The National Aids Council has estimated conservatively that more
than 100,000 people in Papua New Guinea are “living with
HIV/AIDS’’. Or if you prefer to be less delicate in
saying it, have the disease and are staring at a premature death!
If we divide 100,000 afflicted into a population of 5.5 million,
we are saying that one in 55 people in our nation are HIV/AIDS
victims.
Add to this the council’s estimate that the “real’’
figure is three or four times that figure. So, we are possibly
saying that one in 14 people has the condition.

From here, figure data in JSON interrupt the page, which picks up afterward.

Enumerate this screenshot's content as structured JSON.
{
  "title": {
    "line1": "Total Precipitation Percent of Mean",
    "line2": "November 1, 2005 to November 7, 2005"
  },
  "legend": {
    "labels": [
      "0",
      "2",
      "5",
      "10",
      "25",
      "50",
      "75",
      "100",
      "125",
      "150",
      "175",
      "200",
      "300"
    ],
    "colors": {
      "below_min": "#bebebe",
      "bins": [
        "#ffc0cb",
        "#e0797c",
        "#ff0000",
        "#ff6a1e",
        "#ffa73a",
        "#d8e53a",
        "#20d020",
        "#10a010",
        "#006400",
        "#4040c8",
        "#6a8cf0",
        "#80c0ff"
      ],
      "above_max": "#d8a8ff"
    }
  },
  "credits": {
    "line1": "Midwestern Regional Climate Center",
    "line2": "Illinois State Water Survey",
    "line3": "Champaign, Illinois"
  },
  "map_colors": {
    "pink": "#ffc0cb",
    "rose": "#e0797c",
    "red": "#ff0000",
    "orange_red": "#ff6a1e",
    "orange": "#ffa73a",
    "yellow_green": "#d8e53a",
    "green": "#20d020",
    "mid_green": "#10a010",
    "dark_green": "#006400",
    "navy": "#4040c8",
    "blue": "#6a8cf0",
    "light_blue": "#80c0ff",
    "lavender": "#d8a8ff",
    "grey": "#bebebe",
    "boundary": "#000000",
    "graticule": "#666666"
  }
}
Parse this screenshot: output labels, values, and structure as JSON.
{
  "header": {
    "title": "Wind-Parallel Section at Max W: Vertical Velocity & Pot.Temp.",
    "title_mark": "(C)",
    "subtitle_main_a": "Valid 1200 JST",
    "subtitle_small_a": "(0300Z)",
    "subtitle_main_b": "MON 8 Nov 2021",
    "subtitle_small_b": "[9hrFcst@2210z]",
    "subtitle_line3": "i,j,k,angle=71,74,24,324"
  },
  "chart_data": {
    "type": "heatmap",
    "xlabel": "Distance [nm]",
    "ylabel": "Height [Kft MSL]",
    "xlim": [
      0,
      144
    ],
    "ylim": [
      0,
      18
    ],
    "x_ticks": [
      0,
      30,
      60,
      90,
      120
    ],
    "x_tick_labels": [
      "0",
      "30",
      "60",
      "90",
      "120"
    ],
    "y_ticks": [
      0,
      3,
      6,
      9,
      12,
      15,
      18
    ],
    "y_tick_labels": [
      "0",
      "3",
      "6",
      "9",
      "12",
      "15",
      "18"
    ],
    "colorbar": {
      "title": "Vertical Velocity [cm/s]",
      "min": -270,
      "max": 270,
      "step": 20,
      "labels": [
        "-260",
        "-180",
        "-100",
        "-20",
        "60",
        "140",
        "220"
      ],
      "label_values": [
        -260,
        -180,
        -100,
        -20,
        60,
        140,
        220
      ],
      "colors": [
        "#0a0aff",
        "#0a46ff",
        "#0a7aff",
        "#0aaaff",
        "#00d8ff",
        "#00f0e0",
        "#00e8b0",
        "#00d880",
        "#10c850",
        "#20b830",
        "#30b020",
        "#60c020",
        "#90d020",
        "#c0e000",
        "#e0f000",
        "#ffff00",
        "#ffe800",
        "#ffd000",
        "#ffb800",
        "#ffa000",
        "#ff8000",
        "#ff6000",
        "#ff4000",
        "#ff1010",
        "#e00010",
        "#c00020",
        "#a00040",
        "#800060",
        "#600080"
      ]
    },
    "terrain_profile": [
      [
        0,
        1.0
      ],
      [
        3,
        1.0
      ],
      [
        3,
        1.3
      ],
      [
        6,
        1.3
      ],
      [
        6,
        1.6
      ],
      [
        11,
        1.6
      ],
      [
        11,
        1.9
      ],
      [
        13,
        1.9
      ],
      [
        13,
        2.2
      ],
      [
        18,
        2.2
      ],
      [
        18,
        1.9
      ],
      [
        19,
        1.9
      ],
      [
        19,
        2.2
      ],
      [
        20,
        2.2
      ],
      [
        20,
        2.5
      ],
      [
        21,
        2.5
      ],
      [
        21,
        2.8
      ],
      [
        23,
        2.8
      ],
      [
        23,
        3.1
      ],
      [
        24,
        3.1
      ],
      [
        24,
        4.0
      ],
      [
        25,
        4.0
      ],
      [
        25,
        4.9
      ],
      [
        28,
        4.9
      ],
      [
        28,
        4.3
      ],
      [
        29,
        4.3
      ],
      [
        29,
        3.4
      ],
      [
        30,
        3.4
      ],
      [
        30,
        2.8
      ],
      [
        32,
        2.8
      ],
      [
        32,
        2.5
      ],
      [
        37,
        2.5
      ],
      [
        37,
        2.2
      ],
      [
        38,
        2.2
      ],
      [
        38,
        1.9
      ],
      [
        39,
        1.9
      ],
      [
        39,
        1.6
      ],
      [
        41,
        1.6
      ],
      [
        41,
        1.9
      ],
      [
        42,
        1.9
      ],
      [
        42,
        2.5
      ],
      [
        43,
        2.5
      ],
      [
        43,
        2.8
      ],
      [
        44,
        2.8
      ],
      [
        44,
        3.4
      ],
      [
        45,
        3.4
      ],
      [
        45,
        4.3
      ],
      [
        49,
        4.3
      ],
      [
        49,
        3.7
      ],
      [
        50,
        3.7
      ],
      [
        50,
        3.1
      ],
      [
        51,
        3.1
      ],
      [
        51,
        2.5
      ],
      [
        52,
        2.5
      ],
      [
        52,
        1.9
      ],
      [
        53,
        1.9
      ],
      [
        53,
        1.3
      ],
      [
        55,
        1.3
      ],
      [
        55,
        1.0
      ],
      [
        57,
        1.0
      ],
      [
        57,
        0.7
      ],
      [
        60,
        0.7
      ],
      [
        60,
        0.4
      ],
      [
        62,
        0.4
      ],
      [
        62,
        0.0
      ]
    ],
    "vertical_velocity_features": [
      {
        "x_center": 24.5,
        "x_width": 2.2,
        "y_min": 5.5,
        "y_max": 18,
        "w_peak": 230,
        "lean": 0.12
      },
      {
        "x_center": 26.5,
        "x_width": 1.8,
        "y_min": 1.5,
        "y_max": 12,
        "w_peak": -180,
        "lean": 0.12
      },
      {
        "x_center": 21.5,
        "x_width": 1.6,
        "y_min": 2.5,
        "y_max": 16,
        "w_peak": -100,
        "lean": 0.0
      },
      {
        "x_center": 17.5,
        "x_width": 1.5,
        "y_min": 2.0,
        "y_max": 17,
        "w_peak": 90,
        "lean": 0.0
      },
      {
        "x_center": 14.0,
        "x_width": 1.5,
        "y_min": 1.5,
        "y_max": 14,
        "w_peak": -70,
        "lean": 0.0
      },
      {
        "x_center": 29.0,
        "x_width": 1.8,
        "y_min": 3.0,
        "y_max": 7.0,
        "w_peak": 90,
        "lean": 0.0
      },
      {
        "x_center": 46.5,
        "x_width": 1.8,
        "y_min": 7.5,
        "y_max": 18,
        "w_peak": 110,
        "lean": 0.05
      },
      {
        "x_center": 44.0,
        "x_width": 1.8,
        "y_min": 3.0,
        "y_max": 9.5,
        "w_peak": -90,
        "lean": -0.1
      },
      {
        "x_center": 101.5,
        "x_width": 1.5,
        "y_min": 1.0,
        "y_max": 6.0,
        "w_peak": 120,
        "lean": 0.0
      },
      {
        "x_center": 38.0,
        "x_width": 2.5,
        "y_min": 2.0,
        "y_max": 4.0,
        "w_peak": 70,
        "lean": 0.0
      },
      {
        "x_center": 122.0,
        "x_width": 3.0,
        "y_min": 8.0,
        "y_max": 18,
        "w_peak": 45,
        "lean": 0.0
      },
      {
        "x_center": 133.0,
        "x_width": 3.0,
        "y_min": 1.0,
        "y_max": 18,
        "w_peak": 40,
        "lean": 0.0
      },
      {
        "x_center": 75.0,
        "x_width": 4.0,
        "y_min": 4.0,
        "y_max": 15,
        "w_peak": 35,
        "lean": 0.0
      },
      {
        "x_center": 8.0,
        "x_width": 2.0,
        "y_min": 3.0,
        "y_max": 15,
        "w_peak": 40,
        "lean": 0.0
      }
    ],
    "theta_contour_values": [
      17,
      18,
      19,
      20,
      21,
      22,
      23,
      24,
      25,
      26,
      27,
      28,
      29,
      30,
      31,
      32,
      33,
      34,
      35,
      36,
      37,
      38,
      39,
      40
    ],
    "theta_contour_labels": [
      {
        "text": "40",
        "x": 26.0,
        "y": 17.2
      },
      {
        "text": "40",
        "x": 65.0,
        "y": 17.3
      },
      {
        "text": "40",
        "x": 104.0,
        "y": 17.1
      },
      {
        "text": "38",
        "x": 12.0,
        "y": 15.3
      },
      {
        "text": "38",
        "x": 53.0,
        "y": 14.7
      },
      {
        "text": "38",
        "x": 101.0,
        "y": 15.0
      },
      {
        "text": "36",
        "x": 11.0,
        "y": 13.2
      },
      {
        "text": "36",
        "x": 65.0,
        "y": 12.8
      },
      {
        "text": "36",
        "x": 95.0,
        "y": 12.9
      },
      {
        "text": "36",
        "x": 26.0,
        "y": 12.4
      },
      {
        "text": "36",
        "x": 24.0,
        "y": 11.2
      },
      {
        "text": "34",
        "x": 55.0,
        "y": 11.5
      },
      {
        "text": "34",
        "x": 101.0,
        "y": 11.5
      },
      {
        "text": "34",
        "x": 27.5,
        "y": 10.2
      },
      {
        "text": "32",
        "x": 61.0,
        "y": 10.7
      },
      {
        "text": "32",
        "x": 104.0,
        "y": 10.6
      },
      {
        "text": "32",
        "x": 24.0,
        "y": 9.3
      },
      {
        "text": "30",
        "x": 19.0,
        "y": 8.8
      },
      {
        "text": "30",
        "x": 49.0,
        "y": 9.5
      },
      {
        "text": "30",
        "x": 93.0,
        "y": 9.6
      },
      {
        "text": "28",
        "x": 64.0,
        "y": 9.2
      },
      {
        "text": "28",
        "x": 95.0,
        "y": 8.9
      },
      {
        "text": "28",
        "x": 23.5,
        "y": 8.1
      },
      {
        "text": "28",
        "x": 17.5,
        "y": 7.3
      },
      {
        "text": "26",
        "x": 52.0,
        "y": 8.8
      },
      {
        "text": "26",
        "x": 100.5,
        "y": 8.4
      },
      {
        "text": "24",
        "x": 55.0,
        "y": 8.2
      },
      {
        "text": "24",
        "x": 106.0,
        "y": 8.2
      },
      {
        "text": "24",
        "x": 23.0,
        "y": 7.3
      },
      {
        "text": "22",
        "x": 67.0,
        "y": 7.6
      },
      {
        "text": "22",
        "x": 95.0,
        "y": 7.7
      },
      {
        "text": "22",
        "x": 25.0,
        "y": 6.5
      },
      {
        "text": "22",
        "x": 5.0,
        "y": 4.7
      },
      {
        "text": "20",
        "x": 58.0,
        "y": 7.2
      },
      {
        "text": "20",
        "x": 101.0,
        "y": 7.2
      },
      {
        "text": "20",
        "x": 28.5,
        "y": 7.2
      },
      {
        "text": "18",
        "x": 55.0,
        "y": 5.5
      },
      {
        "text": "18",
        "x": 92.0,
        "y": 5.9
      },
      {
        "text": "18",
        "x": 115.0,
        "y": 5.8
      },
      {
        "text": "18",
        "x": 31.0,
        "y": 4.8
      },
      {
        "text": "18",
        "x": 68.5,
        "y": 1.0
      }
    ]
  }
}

Allied to these figures is the statement from Nasfund boss Rod
Mitchell that our methods of getting the information across to
the people are probably not much use. He does not think the view
of six-month “experts’’ and the spending of
vast sums to get the news across in Western ways is achieving
the objective.
He believes our people need much more down to earth messages,
including the one that men have to start using condoms whenever
they have sex, especially in situations where they cannot be sure
of their safety. Our men need more realistic and positive role
models for the use of condoms, he says. If we are in the situation
of having one in 14 people afflicted with HIV/AIDS, it is time
to get deadly serious.
There can be no more aimless shuffling of feet and espousing
of platitudes. The professionals in the field must start to be
listened to and their ideas acted on. Women must start to say
“No’’! when men try to have their way without
protection. Yes, we know that this can lead to violence. But isn’t
getting infected with a deadly disease for which there is no readily
available, affordable cure or palliative, so much worse than a
black eye?
The figures suggest that the explosion in sufferers is among
young women and girls and older men, with the implication being
that older, wealthier men are paying the girls to overlook the
risks. Therein lies a huge risk to the health of our nation and
our future. We can get along without some of the rich men, politicians
and businessmen who pay for their overnight “delights’’.
But we cannot do without our new generation of youth and talent.